I believe that as scientists, we have said ‘no’ too many times. So many times that many fishermen see ‘scientist’ or ‘Dr.’ Before your name and already come into a whatever meeting with the prejudice that you are gonna stop their work. Which will inherently lead to a very unproductive meeting, where both parts will come out thinking they have been unheard.
Saying no it’s not always healthy and it’s not always useful, not for us, not for our economic growths and not for the planet, either. But many scientists have, particularly in the past, preferred to say no, to protect it all. Which may block some aspects of economy, and puts policy in the awkward situation of having to choose between a ‘do nothing’ and a ‘stop everything ‘ approach. Whereas, in my opinion, there could be solution that make everyone happy.
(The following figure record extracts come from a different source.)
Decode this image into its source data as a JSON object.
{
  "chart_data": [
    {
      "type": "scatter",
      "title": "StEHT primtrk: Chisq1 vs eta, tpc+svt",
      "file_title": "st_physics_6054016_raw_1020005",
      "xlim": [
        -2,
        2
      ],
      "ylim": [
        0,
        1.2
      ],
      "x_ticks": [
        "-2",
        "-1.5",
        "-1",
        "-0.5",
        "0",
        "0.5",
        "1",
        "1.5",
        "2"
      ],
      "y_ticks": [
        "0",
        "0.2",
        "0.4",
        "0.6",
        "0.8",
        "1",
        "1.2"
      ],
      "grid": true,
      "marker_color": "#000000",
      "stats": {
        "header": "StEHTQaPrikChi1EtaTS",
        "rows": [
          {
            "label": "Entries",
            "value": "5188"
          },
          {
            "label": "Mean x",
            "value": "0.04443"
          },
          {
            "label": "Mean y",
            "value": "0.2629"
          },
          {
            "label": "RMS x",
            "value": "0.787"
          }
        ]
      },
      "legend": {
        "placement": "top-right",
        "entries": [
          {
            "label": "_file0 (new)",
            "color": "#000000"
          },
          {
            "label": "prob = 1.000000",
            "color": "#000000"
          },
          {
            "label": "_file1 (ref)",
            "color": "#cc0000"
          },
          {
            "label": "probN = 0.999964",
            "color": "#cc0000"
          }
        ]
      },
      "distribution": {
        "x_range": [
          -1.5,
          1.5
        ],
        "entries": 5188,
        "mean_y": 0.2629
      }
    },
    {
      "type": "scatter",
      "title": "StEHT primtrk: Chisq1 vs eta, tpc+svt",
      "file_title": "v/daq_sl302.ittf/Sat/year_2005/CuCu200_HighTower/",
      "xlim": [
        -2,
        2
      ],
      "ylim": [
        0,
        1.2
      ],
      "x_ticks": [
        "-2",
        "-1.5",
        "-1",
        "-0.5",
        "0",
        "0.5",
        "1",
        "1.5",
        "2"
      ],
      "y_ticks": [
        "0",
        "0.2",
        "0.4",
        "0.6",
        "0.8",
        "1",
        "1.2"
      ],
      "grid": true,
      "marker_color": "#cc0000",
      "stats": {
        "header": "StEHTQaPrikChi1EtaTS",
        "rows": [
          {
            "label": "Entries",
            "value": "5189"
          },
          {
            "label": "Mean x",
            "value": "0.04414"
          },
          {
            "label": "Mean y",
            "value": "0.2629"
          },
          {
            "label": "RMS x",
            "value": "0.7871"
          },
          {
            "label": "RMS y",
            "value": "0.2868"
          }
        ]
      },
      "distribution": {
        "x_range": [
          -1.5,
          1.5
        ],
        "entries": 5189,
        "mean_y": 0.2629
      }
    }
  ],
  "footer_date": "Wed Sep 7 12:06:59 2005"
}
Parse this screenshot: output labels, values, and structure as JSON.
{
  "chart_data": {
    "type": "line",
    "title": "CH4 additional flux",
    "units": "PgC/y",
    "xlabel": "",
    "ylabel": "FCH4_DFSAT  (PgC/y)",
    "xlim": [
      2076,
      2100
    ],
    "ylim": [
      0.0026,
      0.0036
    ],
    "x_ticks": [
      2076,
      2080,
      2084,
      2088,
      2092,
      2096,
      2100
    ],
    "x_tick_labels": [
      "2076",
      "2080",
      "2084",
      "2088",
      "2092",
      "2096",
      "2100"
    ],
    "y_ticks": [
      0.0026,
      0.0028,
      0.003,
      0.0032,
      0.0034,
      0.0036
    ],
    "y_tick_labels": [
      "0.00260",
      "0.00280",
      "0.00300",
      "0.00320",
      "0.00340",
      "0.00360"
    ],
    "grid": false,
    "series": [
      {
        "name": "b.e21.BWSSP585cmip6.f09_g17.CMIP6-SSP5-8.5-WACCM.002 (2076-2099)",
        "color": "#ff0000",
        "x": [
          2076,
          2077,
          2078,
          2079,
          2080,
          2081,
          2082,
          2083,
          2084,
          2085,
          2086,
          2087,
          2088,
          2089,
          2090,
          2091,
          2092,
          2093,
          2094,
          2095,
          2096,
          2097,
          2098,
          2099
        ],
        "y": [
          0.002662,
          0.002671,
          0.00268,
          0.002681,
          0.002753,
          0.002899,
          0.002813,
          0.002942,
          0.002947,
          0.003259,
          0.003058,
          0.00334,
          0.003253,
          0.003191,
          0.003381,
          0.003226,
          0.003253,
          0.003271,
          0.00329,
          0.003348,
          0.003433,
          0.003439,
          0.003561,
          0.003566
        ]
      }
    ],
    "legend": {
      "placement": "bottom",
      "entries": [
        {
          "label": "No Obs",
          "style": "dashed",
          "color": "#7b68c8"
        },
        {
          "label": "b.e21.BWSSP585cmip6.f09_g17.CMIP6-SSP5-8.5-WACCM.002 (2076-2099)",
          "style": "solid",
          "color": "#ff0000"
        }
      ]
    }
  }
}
Which is where, I would like to think, my very applied yet very fundamental work comes in.
Site selection can be a very essential tool for this purpose. Understanding under what set of environmental parameters cultured species do best can be useful to choose some areas that can be dedicated purely to culturing, leaving other areas intact for natural ecosystems. Going back to mussels, one can say that, for example, covering the whole area of an estuary with culture plots may not be sustainable. This is because cultured individuals eventually will be depleting the food available in the water column, leaving little leftover for natural stocks to develop. Not to talk about the lack of space. But what if we could identify two or maybe three areas of optimal conditions and keeping them for ‘us’ and leaving the rest to nature? Of course this will still bring s reduction of the all fishing fleet but reduction is better than a complete removal in my opinion.
Similarly, site selection in terms of gaining an understanding of what environmental parameters are best suited for maximal growth, can be essential when planning multi trophic aquaculture. Knowing whether a mussels can grow well near a salmon farm, for example, and whether this depends on other factor (maybe the type of fish feed that the salmon is fed) can help maximise productions while limiting impacts.
So, in my opinion, yes one can save our nature while also saving our economy
Let’s be honest, diets are not going to change dramatically, we are not all going to turn fully vegan (and who knows if that would be the most sustainable solution anyway) so it is important that we do our best to mitigate impacts.. And you know, mussels are quite sustainable (and maybe we can create a side business for crabs on the market??)